[Top][All Lists]
[Date Prev][Date Next][Thread Prev][Thread Next][Date Index][Thread Index]
Re: [Aspell-user] aspell_speller_add_to_personal() doesn't accept hyphen
From: |
Michael Bunk |
Subject: |
Re: [Aspell-user] aspell_speller_add_to_personal() doesn't accept hyphens |
Date: |
Mon, 15 Aug 2005 08:36:05 +0530 |
User-agent: |
KMail/1.5.4 |
Hi Gary,
thanks for your reply, though you didn't make it too easy for me :)
> Why are you using such an early version? I had issues with that
> aspect of aspell some time ago. I thought they were resolved.
I have tried 0.60.3 now, but the behaviour is the same.
> You can see what I did in this project:
> http://sourceforge.net/projects/descdatadiary/
> It is a windows project. It does not try to do a Unix install,
> but you may find what I did in speller_impl.cpp interesting.
I have seen that you modified
aspell-0.60.1-win32/modules/speller/default/speller_impl.cpp
by implementing 3 new functions:
int aspell_speller_word_seperator_length(speller, char *)
It returns the number of bytes till the next word character, using the aspell
internal function !lang_->is_alpha().
int aspell_speller_word_length(speller, char *)
It returns the number of bytes till the next non-word character, using
lang_->is_alpha() as well.
aspell_speller_add_lower_to_personal()
This adds a lowercased version of the given string to the personal word list.
I guess you implemented this for capitalized words at sentence starts?
The problem I see with this approach is that you modified aspell internal
functions. But since I want to use aspell as a library, such modifications
are ruled out.
While looking through the code I found that aspell implements a Tokenizer
class, which seems to be designed to do the same. It is not exported, but
it is used by the DocumentChecker class. Maybe I should try to use that?

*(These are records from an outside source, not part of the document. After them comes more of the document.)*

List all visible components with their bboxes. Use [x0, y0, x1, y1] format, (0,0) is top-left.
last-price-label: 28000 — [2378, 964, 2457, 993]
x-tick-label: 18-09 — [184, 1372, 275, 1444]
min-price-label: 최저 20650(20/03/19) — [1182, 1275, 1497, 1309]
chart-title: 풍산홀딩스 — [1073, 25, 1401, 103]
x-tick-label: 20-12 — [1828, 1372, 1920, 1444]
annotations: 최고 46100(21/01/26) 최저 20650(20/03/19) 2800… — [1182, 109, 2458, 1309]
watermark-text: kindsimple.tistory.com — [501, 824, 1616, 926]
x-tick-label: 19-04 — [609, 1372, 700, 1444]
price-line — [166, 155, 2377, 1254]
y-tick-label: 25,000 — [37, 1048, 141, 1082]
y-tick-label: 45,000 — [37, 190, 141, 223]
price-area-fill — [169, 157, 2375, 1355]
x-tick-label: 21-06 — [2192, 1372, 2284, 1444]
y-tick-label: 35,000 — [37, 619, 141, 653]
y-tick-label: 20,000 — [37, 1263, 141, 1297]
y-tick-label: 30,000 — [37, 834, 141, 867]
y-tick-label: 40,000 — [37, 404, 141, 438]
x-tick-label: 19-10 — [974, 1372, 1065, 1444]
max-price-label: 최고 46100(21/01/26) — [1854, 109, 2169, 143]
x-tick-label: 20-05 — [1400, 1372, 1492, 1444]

But its documentation in aspell.h is confusing (besides being misspelled :):
/* process a string
* The string passed in should only be split on white space
* characters. Furthermore, between calles to reset, each string
* should be passed in exactly once and in the order they appeared
* in the document. Passing in stings out of order, skipping
* strings or passing them in more than once may lead to undefined
* results. */
void aspell_document_checker_process(struct AspellDocumentChecker * ths, const
char * str, int size)
Does it mean I have to split my string to be checked at white space before
passing in the pieces to this function? Or does it mean that this function
usually only splits at white space?
Kindest regards,
Michael